First appellate case interpreting the term ‘public interest’ in whistleblowing legislation

In Chesterton Global Ltd (t/a Chestertons) & Anor v Nurmohamed, the EAT grappled, for the first time, with the meaning of the term 'in the public interest' inserted into section 43B of the Employment Rights Act, 1996 by section 17 of the Enterprise and Regulatory Reform Act 2013.

Background

N was employed as a Director of the Mayfair Office of Chestertons, a well known firm of estate agents. On three occasions between August and October 2013, N raised his concerns with senior managers that he believed that senior management were manipulating the accounts for the benefit of shareholders and to the detriment of 100 senior managers including himself. The ET found that N had made three protected disclosures and that he had been automatically unfairly dismissed and suffered detriments as a consequence of raising those protected disclosures.

The appeal

Chestertons appealed on two grounds:

  1. the ET had failed to determine whether or not the disclosures were of real public interest;
  2. the Tribunal had erred in concluding that disclosures made in the interest of 100 senior managers was a sufficient group of the public to amount to a matter being in the public interest.

The decision of the EAT

The EAT found that the question for consideration under section 43B(1) ERA, 1996 is not whether the disclosure per se is in the public interest but whether the worker making the disclosure has a reasonable belief that the disclosure is made in the public interest. The public interest test can be satisfied where the basis of the public interest disclosure is wrong and/or there was no public interest in the disclosure being made provided that the worker's belief that the disclosure was made in the public interest was objectively reasonable (Babula v Waltham Forest College [2007] ICRC 1026 applied).

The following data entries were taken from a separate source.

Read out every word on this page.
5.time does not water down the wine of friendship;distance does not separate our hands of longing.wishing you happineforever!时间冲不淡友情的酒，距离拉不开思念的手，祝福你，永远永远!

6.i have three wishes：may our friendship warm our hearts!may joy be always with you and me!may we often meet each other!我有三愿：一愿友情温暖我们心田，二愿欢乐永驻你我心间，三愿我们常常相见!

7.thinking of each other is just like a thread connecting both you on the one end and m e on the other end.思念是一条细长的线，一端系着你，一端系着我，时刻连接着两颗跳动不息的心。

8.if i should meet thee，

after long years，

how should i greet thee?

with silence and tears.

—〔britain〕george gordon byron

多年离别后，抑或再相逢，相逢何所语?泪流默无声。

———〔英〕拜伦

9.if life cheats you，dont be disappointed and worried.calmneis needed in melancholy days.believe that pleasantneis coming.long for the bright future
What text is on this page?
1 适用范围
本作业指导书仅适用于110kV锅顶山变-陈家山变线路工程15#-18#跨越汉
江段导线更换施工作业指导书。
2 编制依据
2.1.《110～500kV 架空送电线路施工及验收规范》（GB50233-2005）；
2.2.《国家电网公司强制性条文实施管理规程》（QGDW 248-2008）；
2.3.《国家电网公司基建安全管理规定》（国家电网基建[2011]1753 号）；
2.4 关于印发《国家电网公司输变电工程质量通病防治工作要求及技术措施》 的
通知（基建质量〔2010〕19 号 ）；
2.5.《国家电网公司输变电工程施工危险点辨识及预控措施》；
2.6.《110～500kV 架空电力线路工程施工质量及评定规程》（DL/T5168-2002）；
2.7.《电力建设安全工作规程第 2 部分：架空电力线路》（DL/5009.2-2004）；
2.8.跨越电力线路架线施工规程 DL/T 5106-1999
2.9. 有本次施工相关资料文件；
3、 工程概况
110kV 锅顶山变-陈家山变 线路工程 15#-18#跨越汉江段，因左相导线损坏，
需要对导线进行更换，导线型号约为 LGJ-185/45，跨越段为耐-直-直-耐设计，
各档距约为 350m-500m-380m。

The EAT concluded that the ET had properly asked itself and answered the question whether N made the disclosures in the reasonable belief that they were in the public interest. The words 'public interest' were introduced to do no more than prevent a worker from relying on a breach of his own contract of employment where the breach is of a personal nature and there are no wider public interest implications. The ET correctly decided that the disclosures, which concerned the manipulation of the accounts by Chesterton so as to potentially adversely affect the bonuses of 100 senior managers, satisfied the public interest test.